La petite fille et les sliz
Au plus loin de ses souvenirs, ses parents allaient souvent en visite chez des amis entre La Marsa et Tunis, les après-midi d'été.
La petite fille s'ennuyait, silencieuse, elle promenait son regard alentour mais rien ne la divertissait.
Un jour, au coeur de Sidi-Bou-Saïd, dans une maison magnifique, -elle devait avoir 6ans-, son ennui disparut à tout jamais lorsqu'elle aperçut ces tableaux.
Non! Pas ceux accrochés très haut, ceux que les petites personnes ne peuvent pas voir,
mais des tableaux de carreaux... Juste à la hauteur de ses yeux!
Alors, la conversation des grandes personnes se transforma en un brouhaha comme celui ouaté des journées de plage dans la chaleur de l'été.
Son regard fut émerveillé quand il plongea dans l'univers coloré des ces carreaux, tous pareils et pourtant si différents les uns des autres.
Elle se mit à rêver de pouvoir, de vouloir les dessiner et les caresser tant leur fraîcheur l'appelait.
Mais aussi, elle se plut à imaginer ceux qui avaient interprété ces décors, tantôt géométriques, tantôt libres dans leurs courbes fleuries.
Elle comprit plus tard que c'était l'essence même de l'Artisanat d'Art.
Les années passèrent loin de cette "terre".
Et, de petite personne, elle devint une grande personne. Elle, devint Moi.
Toujours animée par l'envie irrésistible de remonter dans le temps à l'ombre fraîche de ces voûtes entre ciel et mer.
Le Retour - Les Vacances - Elle... enfin, Je... retrouvais cette fascination de l'enfance
tout aussi présente et grandissante au point de "traquer" tous les motifs rencontrés:
dessins, photographies, récupération de démolition.., -qui m'a permis de constituer un répertoire de plus de 300 motifs originaux-.

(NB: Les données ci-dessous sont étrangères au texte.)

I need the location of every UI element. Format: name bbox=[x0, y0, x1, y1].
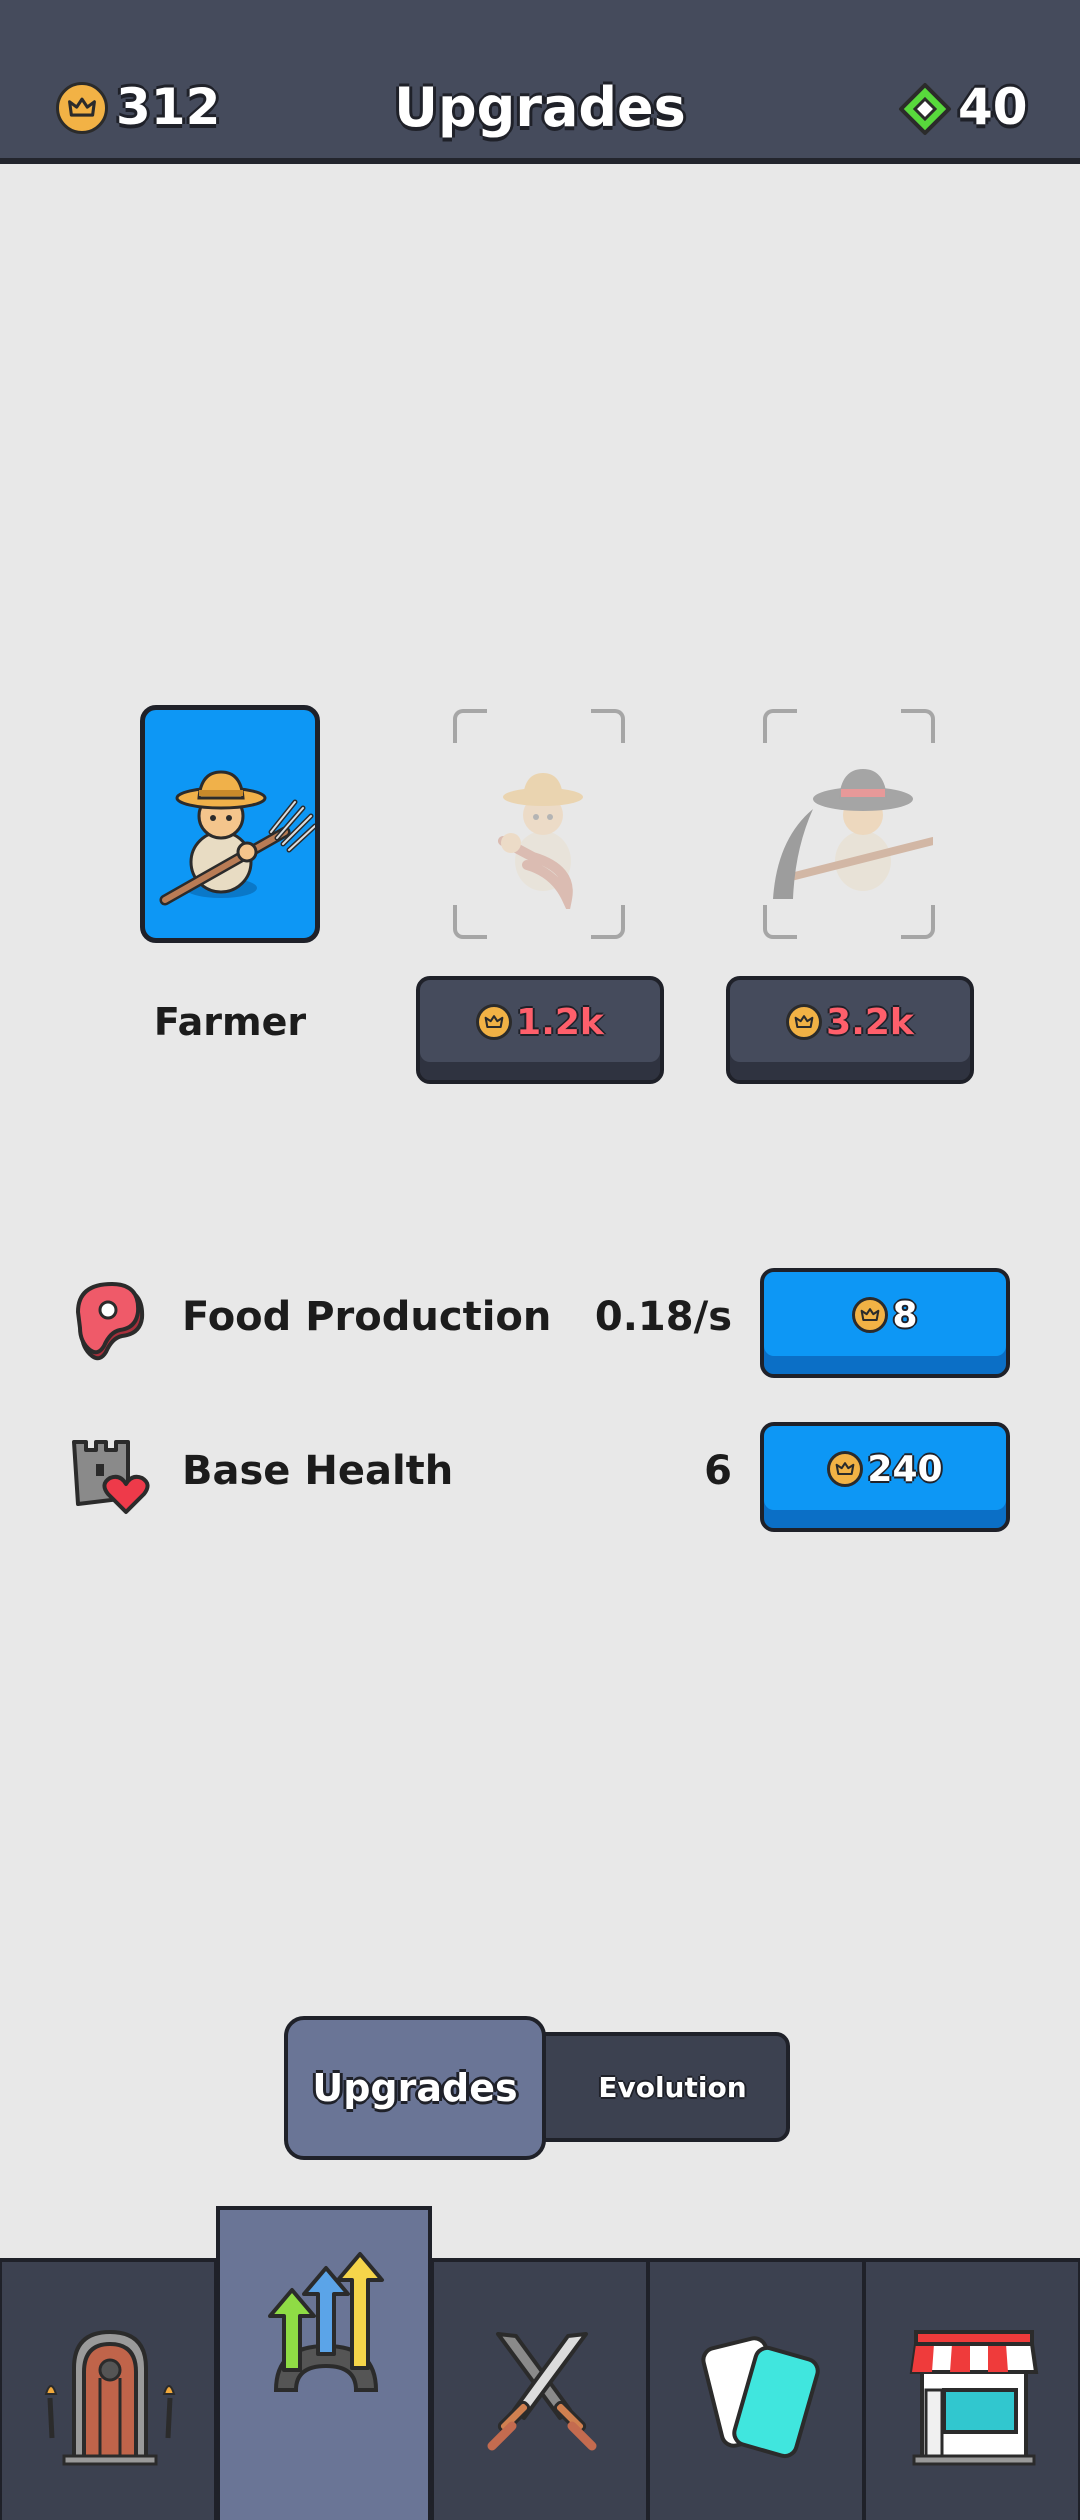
tab-upgrades[interactable]: Upgrades bbox=[284, 2016, 546, 2160]
upgrade-arrows-icon bbox=[268, 2252, 384, 2392]
upgrade-label-health: Base Health bbox=[182, 1448, 454, 1494]
crown-coin-icon bbox=[476, 1004, 513, 1040]
locked-miner-icon bbox=[773, 769, 933, 899]
buy-food-production-button[interactable]: 8 bbox=[760, 1268, 1010, 1378]
gem-balance: 40 bbox=[958, 78, 1028, 136]
crown-coin-icon bbox=[852, 1297, 889, 1333]
locked-character-slot-3[interactable] bbox=[759, 705, 939, 943]
nav-cards[interactable] bbox=[648, 2258, 864, 2520]
farmer-icon bbox=[159, 770, 315, 906]
nav-battle[interactable] bbox=[432, 2258, 648, 2520]
crown-coin-icon bbox=[786, 1004, 823, 1040]
shop-icon bbox=[909, 2330, 1039, 2466]
character-name: Farmer bbox=[153, 1000, 307, 1044]
crossed-swords-icon bbox=[487, 2332, 597, 2451]
unlock-price-button-2[interactable]: 3.2k bbox=[726, 976, 974, 1084]
cards-icon bbox=[701, 2336, 820, 2459]
upgrade-value-health: 6 bbox=[704, 1448, 732, 1494]
unlock-price-button-1[interactable]: 1.2k bbox=[416, 976, 664, 1084]
green-gem-icon bbox=[898, 82, 952, 136]
unlock-price-2: 3.2k bbox=[826, 1001, 914, 1043]
unlock-price-1: 1.2k bbox=[516, 1001, 604, 1043]
meat-icon bbox=[76, 1282, 145, 1361]
tab-evolution[interactable]: Evolution bbox=[525, 2032, 790, 2142]
locked-sickle-farmer-icon bbox=[498, 773, 583, 909]
door-icon bbox=[44, 2329, 176, 2466]
locked-character-slot-2[interactable] bbox=[449, 705, 629, 943]
buy-base-health-button[interactable]: 240 bbox=[760, 1422, 1010, 1532]
nav-upgrades[interactable] bbox=[216, 2206, 432, 2520]
upgrade-value-food: 0.18/s bbox=[594, 1294, 732, 1340]
farmer-card[interactable] bbox=[140, 705, 320, 943]
nav-shop[interactable] bbox=[864, 2258, 1080, 2520]
food-production-cost: 8 bbox=[892, 1294, 918, 1336]
crown-coin-icon bbox=[827, 1451, 864, 1487]
base-health-cost: 240 bbox=[867, 1448, 943, 1490]
upgrade-label-food: Food Production bbox=[182, 1294, 552, 1340]
nav-door[interactable] bbox=[0, 2258, 216, 2520]
castle-heart-icon bbox=[72, 1440, 150, 1514]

Nécessité faisant loi, j'entamais un long processus vers la connaissance de la terre et de cette riche polychromie de lumière.
Elle me fit passer par la rencontre avec des potiers et dans l'apprentissage de leur simplicité, j'ai partagé le contenu de leur couffin de déjeuner: harissa ++ et thé noir à volonté...
Moi, la blonde aux yeux verts, fraîchement débarquée, je fus récompensée par leur amitié et leurs secrets mais j'ai gardé les stigmates de mes intestins un peu déglingués...
et quelques palpitations sans passion!
A force de persévérance, à force de d'aller sur tous les chemins de Nabeul, quel qu'en soit le temps, mon destin a croisé celui d'un brillant ingénieur chimiste, Mokhtar Lahmar, qui accepta de conjuguer nos talents et d'y consacrer plusieurs années de recherche.
Ainsi naquit la société Grain de Sable en 'Terre d'Ifriquiya'...
'Terre d'Ifriquiya'... nom de l'antique Tunisie, où, au XVème siècle, le maître faïencier
andalou, Sidi Kacem el Jallizi développa le carreau émaillé polychrome d'où l'appellation de "azulejo de Espana" ou "jelliz" ou encore "zellige".
D'autres influences vinrent imprégner l'art du jelliz (sliz): ottomane, italienne et tunisienne.
Les nouvelles créations issues de ces influences participèrent à la naissance de l'art "Qallaline".
Les 2 tableaux d'alcôve présentés, L'arbre à l'oiseau et Le vase aux arabesques fleuries
sont d'influence ottomane, reconnaissable par leurs motifs floraux et animaliers (rares)
tout en courbes et arabesques.
Ils ont été réalisés dans la pure tradition ancestrale.
Ce savoir-faire retrouvé permet à notre société Grain de Sable de répondre à toute demande de réédition et ainsi participer à la restauration de patrimoine."